Qui vicino c’è un paese che t’accoglie con la sbarra del passaggio a livello.
Non è né bello né brutto: è un paese e basta, coi portici diseguali e una chiesa che non dice niente.
Mediatori in piazza, la domenica mattina.
Qui, però, c’è una donna vecchia, con gli occhi scuri di contadina furba: si tira bene i capelli sulle tempie e li ferma dietro le orecchie, mette le perle al collo per le fotografie e la camicia con il fiocco davanti.
Ha lavorato la terra, dove la chiamavano, ha fatto i figli e se li è tenuti attorno perché non s’arrampicassero sugli alberi del padrone, per via dei frutti.
Poi ha salutato il suo uomo, che se ne è andato sotto terra, e una notte ha tirato fuori dall’armadio un lenzuolo, che non avrebbero più consumato insieme.
A due piazze, grande, di dote.
Il letto era vuoto e lei se l’è spianato bene sul cuscino, e l’ha percorso, da un capo all’altro, con la penna a punta grossa, nera, e la scrittura di chi ha fatto poche scuole.
La Clelia ha scritto la sua vita su un lenzuolo di tela forte.
Avanti e indietro, coi numeri a sinistra per non perdere il conto,… i pensieri sì, … il filo sì, qualche volta si è perso, perché è lunga la strada da un bordo all’altro del lenzuolo, c’è un mare bianco in mezzo e le parole s’inchiodano dentro le rime in are, dentro le doppie che non fanno musica. Le parole acchiappano al volo gli accenti…, gli accenti sì che occorrono, per fermare la voce.
E i ricordi, anche i ricordi vanno e vengono…Non c’è orologio a dar la dritta.
La mano non corre ballerina sulla tela, non scivola, fa onde, invece, che salgono e che scendono: rigano malferme malcerte il bianco, a dire quel che c’è dentro la vita e che può stare in un lenzuolo lungo e largo.

Sa di corpo, ‘sto lenzuolo.

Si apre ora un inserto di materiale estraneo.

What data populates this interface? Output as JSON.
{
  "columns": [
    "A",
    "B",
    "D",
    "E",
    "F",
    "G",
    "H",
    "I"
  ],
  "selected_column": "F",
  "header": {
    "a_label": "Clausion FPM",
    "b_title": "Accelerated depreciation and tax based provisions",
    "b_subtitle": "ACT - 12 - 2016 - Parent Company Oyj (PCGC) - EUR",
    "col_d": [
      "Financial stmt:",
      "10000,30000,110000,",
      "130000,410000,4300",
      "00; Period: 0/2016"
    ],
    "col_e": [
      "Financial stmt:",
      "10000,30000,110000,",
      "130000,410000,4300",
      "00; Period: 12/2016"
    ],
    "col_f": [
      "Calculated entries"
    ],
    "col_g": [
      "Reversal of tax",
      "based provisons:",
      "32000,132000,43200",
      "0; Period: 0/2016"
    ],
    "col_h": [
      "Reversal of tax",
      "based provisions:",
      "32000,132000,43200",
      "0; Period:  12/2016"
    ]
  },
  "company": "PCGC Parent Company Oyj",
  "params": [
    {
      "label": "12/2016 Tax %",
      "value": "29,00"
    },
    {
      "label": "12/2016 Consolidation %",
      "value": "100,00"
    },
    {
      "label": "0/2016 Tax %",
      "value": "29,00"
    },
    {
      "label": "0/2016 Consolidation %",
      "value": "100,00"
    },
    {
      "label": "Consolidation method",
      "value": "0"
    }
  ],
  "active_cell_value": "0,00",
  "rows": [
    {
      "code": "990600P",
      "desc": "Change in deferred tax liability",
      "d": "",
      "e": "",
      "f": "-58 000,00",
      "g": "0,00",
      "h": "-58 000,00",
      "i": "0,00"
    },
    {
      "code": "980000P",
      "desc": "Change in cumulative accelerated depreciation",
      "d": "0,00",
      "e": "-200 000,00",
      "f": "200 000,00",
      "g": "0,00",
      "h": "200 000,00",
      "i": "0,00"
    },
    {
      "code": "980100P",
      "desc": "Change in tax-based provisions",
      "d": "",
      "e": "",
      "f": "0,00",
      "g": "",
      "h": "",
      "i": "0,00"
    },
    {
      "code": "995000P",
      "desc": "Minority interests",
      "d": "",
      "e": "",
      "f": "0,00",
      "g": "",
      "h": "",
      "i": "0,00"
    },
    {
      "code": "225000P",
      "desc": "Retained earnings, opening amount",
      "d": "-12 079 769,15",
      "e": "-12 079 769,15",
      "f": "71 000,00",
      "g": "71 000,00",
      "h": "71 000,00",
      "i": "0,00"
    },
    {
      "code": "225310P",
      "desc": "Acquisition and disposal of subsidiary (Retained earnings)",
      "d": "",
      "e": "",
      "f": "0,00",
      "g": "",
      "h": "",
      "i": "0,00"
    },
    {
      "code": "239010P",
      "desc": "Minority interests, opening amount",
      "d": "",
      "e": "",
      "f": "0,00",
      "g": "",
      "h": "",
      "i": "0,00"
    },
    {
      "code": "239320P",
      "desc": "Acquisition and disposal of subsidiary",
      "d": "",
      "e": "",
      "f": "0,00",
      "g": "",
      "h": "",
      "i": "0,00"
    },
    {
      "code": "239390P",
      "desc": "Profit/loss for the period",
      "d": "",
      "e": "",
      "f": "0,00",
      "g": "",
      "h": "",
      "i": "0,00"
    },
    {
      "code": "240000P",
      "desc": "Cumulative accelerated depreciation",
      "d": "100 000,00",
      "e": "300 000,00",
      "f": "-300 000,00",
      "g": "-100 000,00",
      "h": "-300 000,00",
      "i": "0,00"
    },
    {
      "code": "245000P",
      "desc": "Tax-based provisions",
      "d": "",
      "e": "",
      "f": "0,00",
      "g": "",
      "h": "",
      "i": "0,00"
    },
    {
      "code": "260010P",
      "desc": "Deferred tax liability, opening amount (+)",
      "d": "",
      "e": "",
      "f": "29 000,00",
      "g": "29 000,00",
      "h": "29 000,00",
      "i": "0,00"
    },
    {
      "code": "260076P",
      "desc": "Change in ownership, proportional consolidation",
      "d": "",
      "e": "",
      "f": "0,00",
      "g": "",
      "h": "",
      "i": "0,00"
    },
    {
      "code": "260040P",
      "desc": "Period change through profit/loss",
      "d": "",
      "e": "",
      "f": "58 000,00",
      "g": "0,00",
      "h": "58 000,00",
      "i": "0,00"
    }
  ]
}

Solo a muoverlo, solleva tanti nomi, quanti nomi: uno sciame di bruscoli, se una fascina cade.
È voglia di libro, ‘sto lenzuolo, e poesia.

A pensarci vien da chiedersi quanta tela occorrerebbe per scaldarci con la nostra vita.

Dedicato a Clelia Marchi, che, nel suo “Gianca na busìa” (Fondazione Mondadori), sa dire : “Vorrei tornare indietro, rubare un giorno di felicità, per farmi un presentimento”.